Внезапно в дверях появилась Зина, которая схватила какой-то дрын и принялась дубасить Бороду и Чуху. Остальные убежали подальше, затянув в конце аллеи какую-то песню.

— Иди домой! — последний раз стукнув Бороду, сказала Зина и добавила: — Накорми детей иначе – убью! — пообещала она, и Борода, удаляясь, поплелся по аллее.

— Это ваш муж? — спросил Тарас.

— Да, — ответила Зина, вздыхая.

— А почему здесь остались? — спросил Тарас.

— А куда же нам ехать? — в тон ему спросила Зина. — Кому мы нужны, а у меня трое детей, их кормить нужно. Мужу хоть платят хорошо, а у меня зарплата никакая.

Они помолчали, а потом Зина сказала:

— Я вам постелила рядом с операционной, поспите до утра, а то завтра снова вояк навезут.

— Не боитесь, что сбегу, — спросил Тарас.

— Я за вашу жизнь не в ответе, — сказала Зина и ушла вслед за своим мужем-сепаратистом. Тарас лег спать. Где-то за городом бухали из гаубиц, но Тарас не боялся, так как его защищали американские консервы.

Чеченец выжил, но его друг, который пугал Тараса, встречать не пришёл, так как его убили. Тарас по прежнему делал операции, спал в подсобке, а «Чуха» его сторожил, ошиваясь возле поликлиники. Анестезиолог Чехин пару раз приглашал Тараса разделить трапезу и раздавить пузырёк спирта, но Тарас вежливо отказывался, и Антон Павлович отстал. Один раз приволокли трёх израненных и избитых украинских пленных солдат. Тарас полечил раны и сунул им документы умерших боевиков, приказав быстрее уматывать из больницы. Офицер, с многороссийской нашивкой, прибывший забрать пленных, увидев Тараса, спросил:

— Откуда?

— Из Санкт-Петербурга

— Свой, — многозначительно сказал офицер и приказал: — Показывай пленных.

Тарас повел его в морг и показал на три трупа.

— Они, что, все умерли? — опешил офицер.

— Травмы, нанесённые во время допроса, не совместимы с жизнью, — дипломатично подтвердил Тарас.

— Умерли, несчастные, — сказала Зина, забирая из морга каталк. Офицер ушел, а Зина, немного помолчала и сказала: — Ты больше так не делай. Тебе всё равно, а у меня дети.

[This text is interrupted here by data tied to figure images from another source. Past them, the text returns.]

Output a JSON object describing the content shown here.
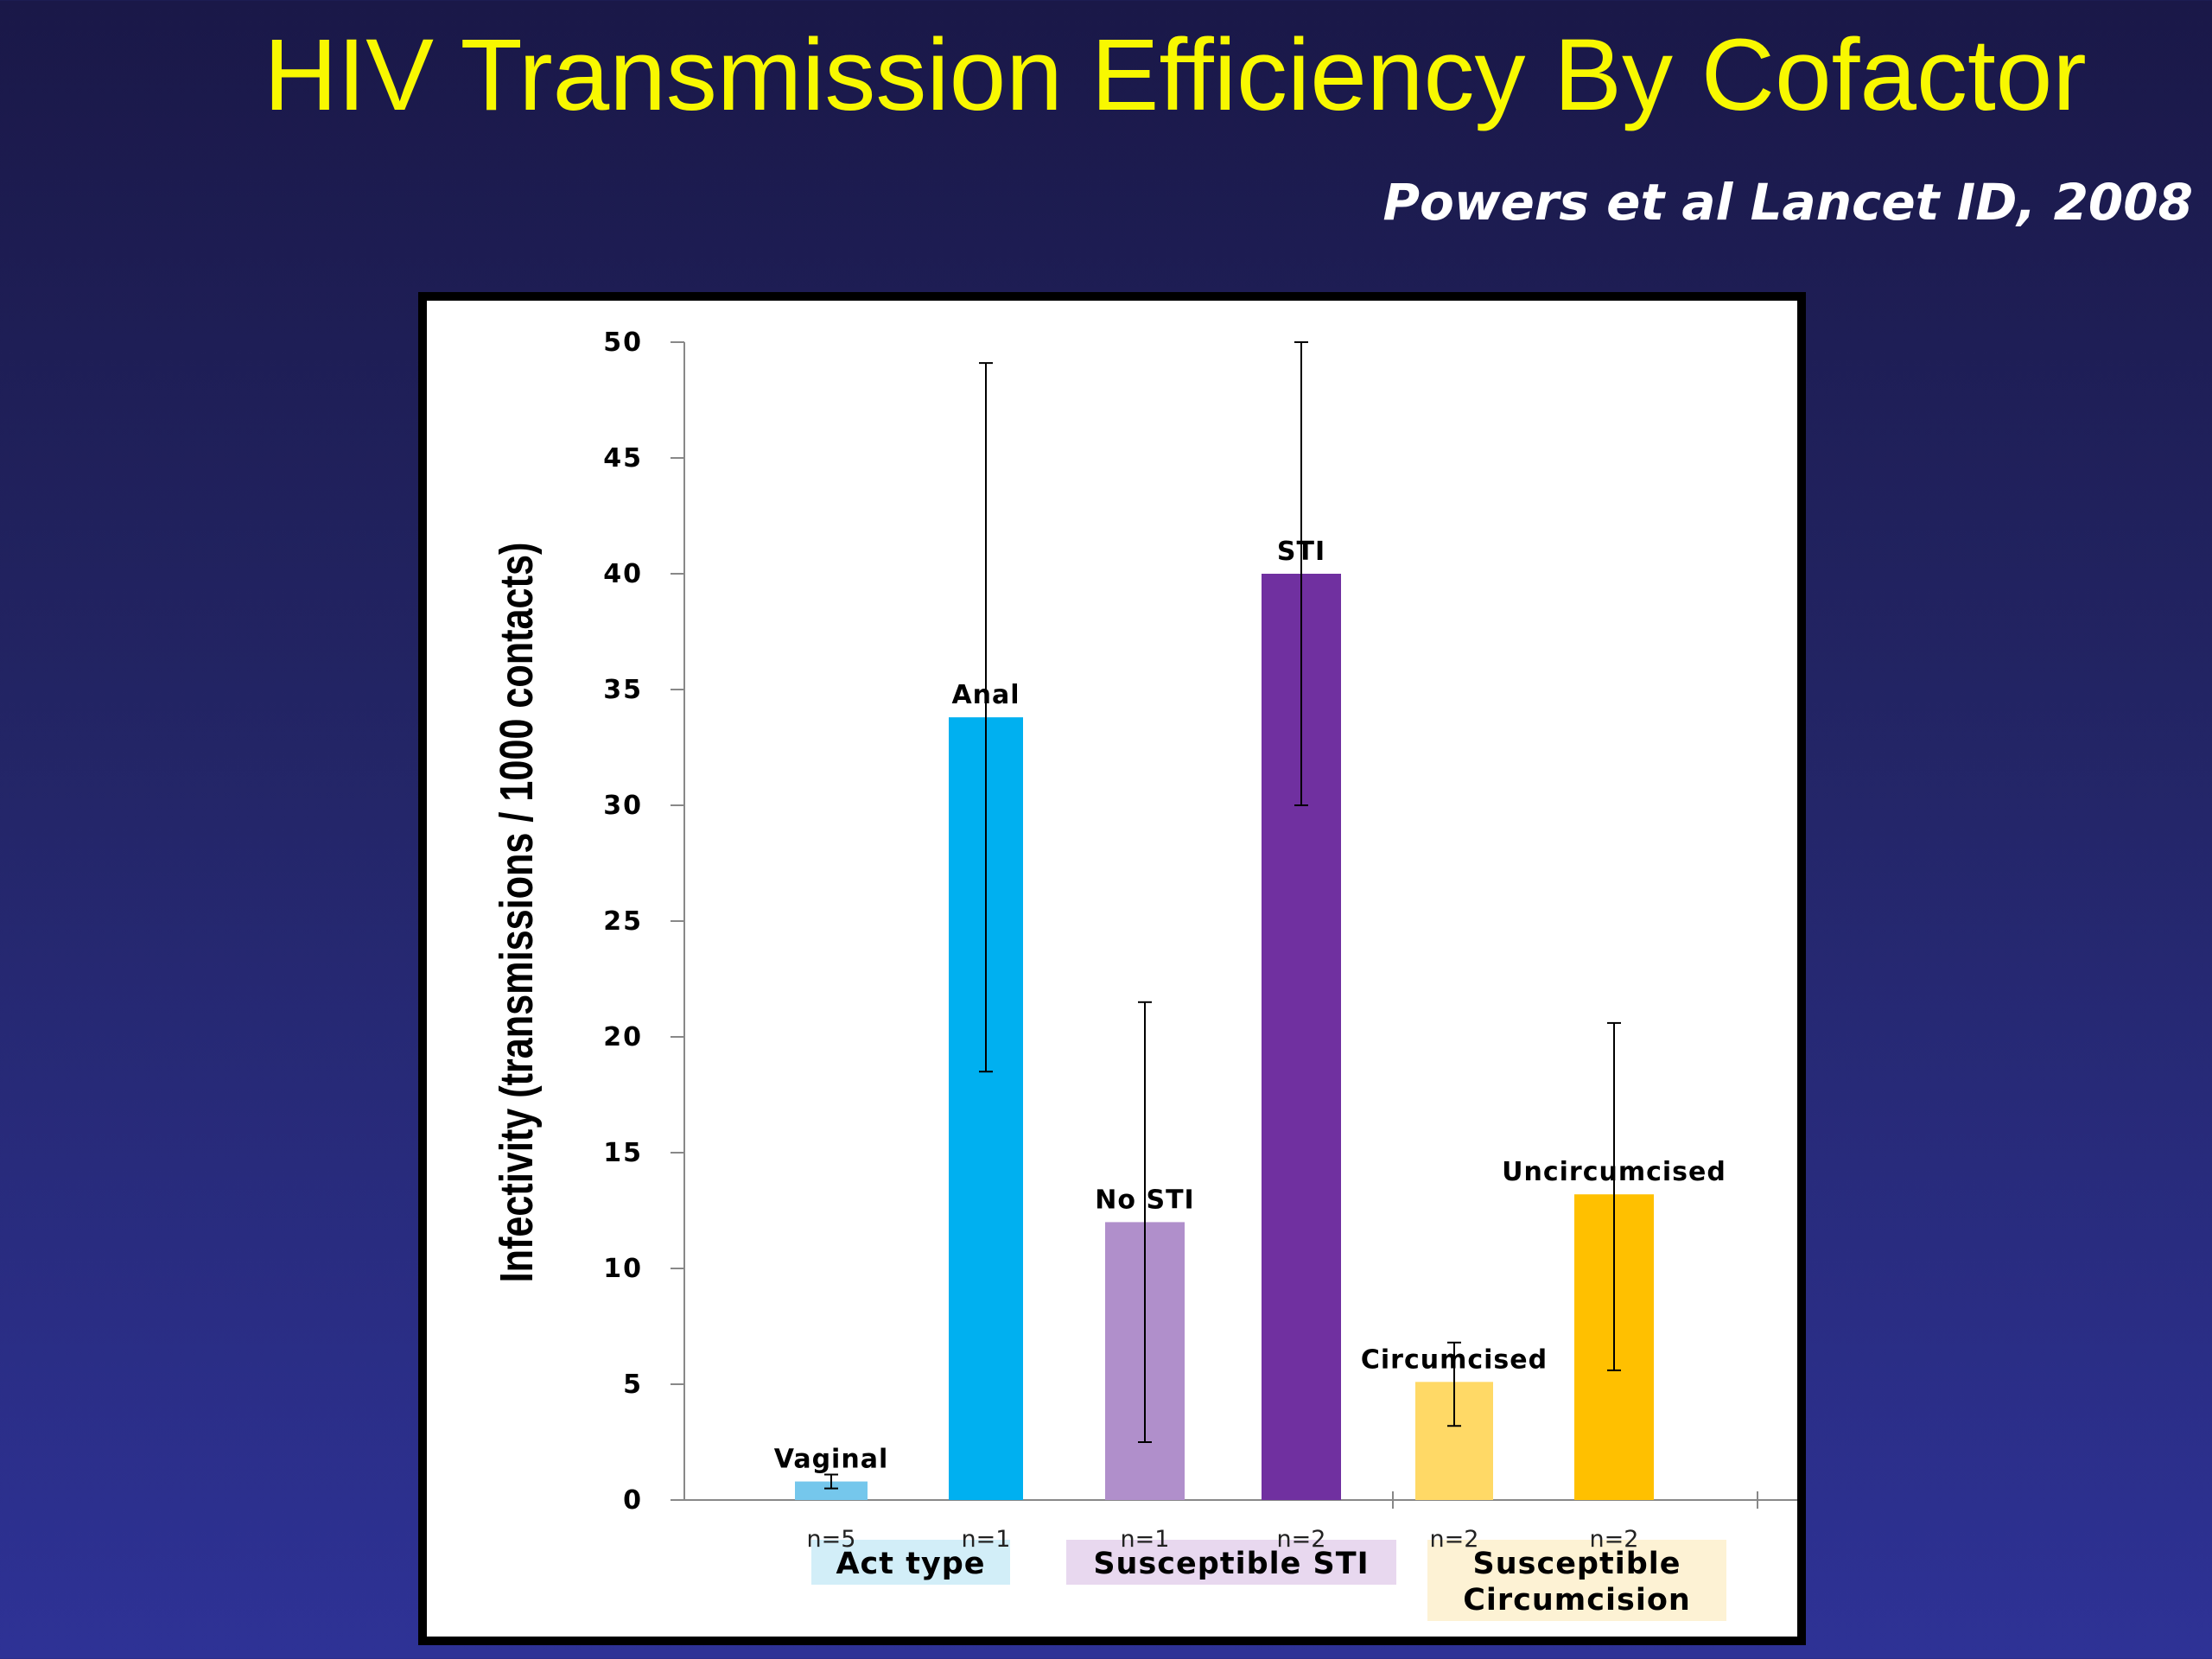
{
  "slide": {
    "title": "HIV Transmission Efficiency By Cofactor",
    "citation": "Powers et al Lancet ID, 2008"
  },
  "chart_data": {
    "type": "bar",
    "title": "",
    "xlabel": "",
    "ylabel": "Infectivity (transmissions / 1000 contacts)",
    "ylim": [
      0,
      50
    ],
    "yticks": [
      0,
      5,
      10,
      15,
      20,
      25,
      30,
      35,
      40,
      45,
      50
    ],
    "grid": false,
    "categories": [
      "Vaginal",
      "Anal",
      "No STI",
      "STI",
      "Circumcised",
      "Uncircumcised"
    ],
    "values": [
      0.8,
      33.8,
      12.0,
      40.0,
      5.1,
      13.2
    ],
    "error_low": [
      0.5,
      18.5,
      2.5,
      30.0,
      3.2,
      5.6
    ],
    "error_high": [
      1.1,
      49.1,
      21.5,
      50.0,
      6.8,
      20.6
    ],
    "n_labels": [
      "n=5",
      "n=1",
      "n=1",
      "n=2",
      "n=2",
      "n=2"
    ],
    "colors": [
      "#75c7ec",
      "#00b0f0",
      "#b08fcb",
      "#7030a0",
      "#ffd966",
      "#ffc000"
    ],
    "groups": [
      {
        "label_lines": [
          "Act type"
        ],
        "bars": [
          0,
          1
        ],
        "color": "#d2eef8"
      },
      {
        "label_lines": [
          "Susceptible STI"
        ],
        "bars": [
          2,
          3
        ],
        "color": "#e8d8ef"
      },
      {
        "label_lines": [
          "Susceptible",
          "Circumcision"
        ],
        "bars": [
          4,
          5
        ],
        "color": "#fdf2d4"
      }
    ]
  }
}
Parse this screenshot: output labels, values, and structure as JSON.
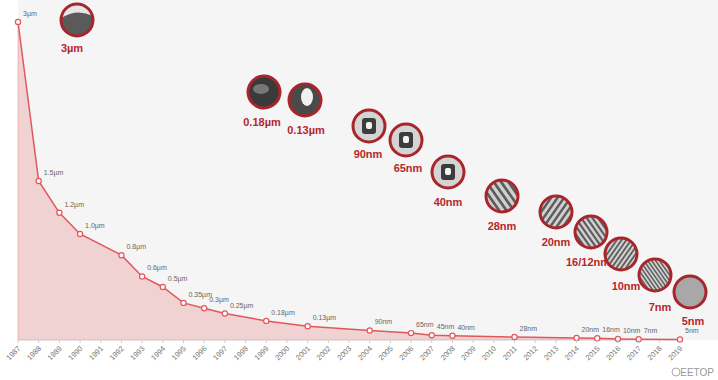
{
  "chart_data": {
    "type": "line",
    "x": [
      1987,
      1988,
      1989,
      1990,
      1992,
      1993,
      1994,
      1995,
      1996,
      1997,
      1999,
      2001,
      2004,
      2006,
      2007,
      2008,
      2011,
      2014,
      2015,
      2016,
      2017,
      2019
    ],
    "values": [
      3000,
      1500,
      1200,
      1000,
      800,
      600,
      500,
      350,
      300,
      250,
      180,
      130,
      90,
      65,
      45,
      40,
      28,
      20,
      16,
      10,
      7,
      5
    ],
    "value_labels": [
      "3µm",
      "1.5µm",
      "1.2µm",
      "1.0µm",
      "0.8µm",
      "0.6µm",
      "0.5µm",
      "0.35µm",
      "0.3µm",
      "0.25µm",
      "0.18µm",
      "0.13µm",
      "90nm",
      "65nm",
      "45nm",
      "40nm",
      "28nm",
      "20nm",
      "16nm",
      "10nm",
      "7nm",
      "5nm"
    ],
    "xlim": [
      1987,
      2019
    ],
    "xticks": [
      1987,
      1988,
      1989,
      1990,
      1991,
      1992,
      1993,
      1994,
      1995,
      1996,
      1997,
      1998,
      1999,
      2000,
      2001,
      2002,
      2003,
      2004,
      2005,
      2006,
      2007,
      2008,
      2009,
      2010,
      2011,
      2012,
      2013,
      2014,
      2015,
      2016,
      2017,
      2018,
      2019
    ],
    "ylim": [
      0,
      3000
    ],
    "tick_labels": "x",
    "grid": false,
    "data_labels": true,
    "color": "#e0585c",
    "marker": "circle",
    "annotations": [
      "3µm",
      "0.18µm",
      "0.13µm",
      "90nm",
      "65nm",
      "40nm",
      "28nm",
      "20nm",
      "16/12nm",
      "10nm",
      "7nm",
      "5nm"
    ],
    "watermark": "EETOP"
  }
}
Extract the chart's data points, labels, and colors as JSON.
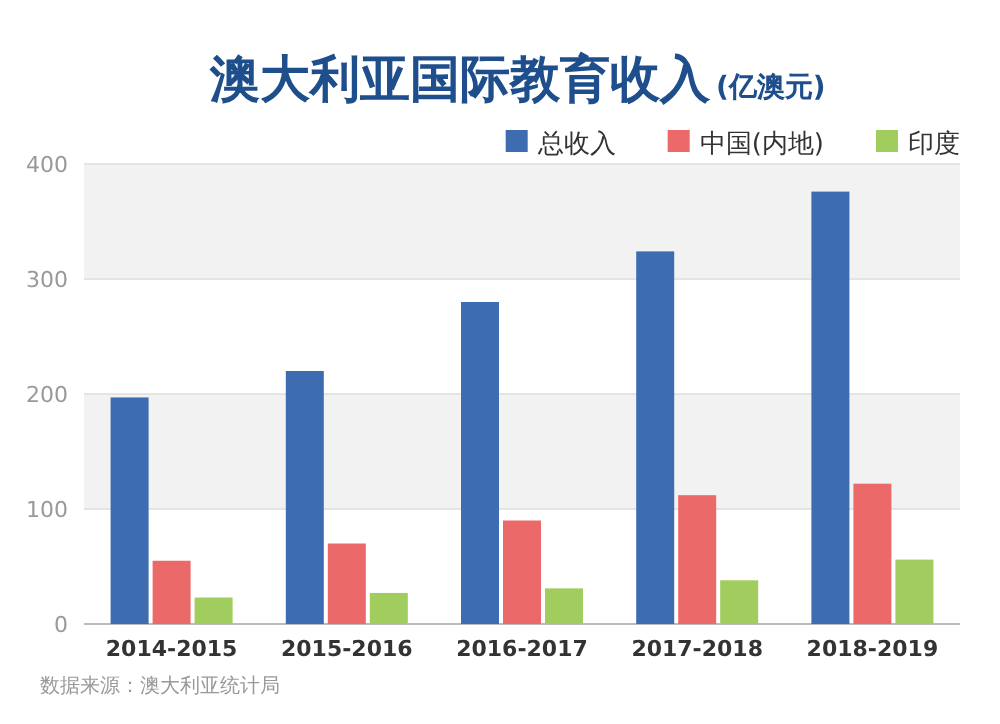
{
  "chart_data": {
    "type": "bar",
    "title": "澳大利亚国际教育收入",
    "subtitle": "(亿澳元)",
    "categories": [
      "2014-2015",
      "2015-2016",
      "2016-2017",
      "2017-2018",
      "2018-2019"
    ],
    "series": [
      {
        "name": "总收入",
        "color": "#3d6db0",
        "values": [
          197,
          220,
          280,
          324,
          376
        ]
      },
      {
        "name": "中国(内地)",
        "color": "#eb6969",
        "values": [
          55,
          70,
          90,
          112,
          122
        ]
      },
      {
        "name": "印度",
        "color": "#a1cc5e",
        "values": [
          23,
          27,
          31,
          38,
          56
        ]
      }
    ],
    "ylim": [
      0,
      400
    ],
    "yticks": [
      0,
      100,
      200,
      300,
      400
    ],
    "grid": "y",
    "legend": "top right",
    "annotations": [
      "数据来源：澳大利亚统计局"
    ]
  }
}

Уходя, она обернулась и доложила:

— Там шахтёра раненого привезли.

Новому раненому разворотило живот гранатой, и Тарас слепил все, что мог, и зашил живот. Надеяться на выздоровление не приходилось, но кто знает, вдруг повезёт. Тарас остался ждать, пока раненый придёт в себя, чтобы успокоить его и поговорить, так как последние минуты самые тяжёлые.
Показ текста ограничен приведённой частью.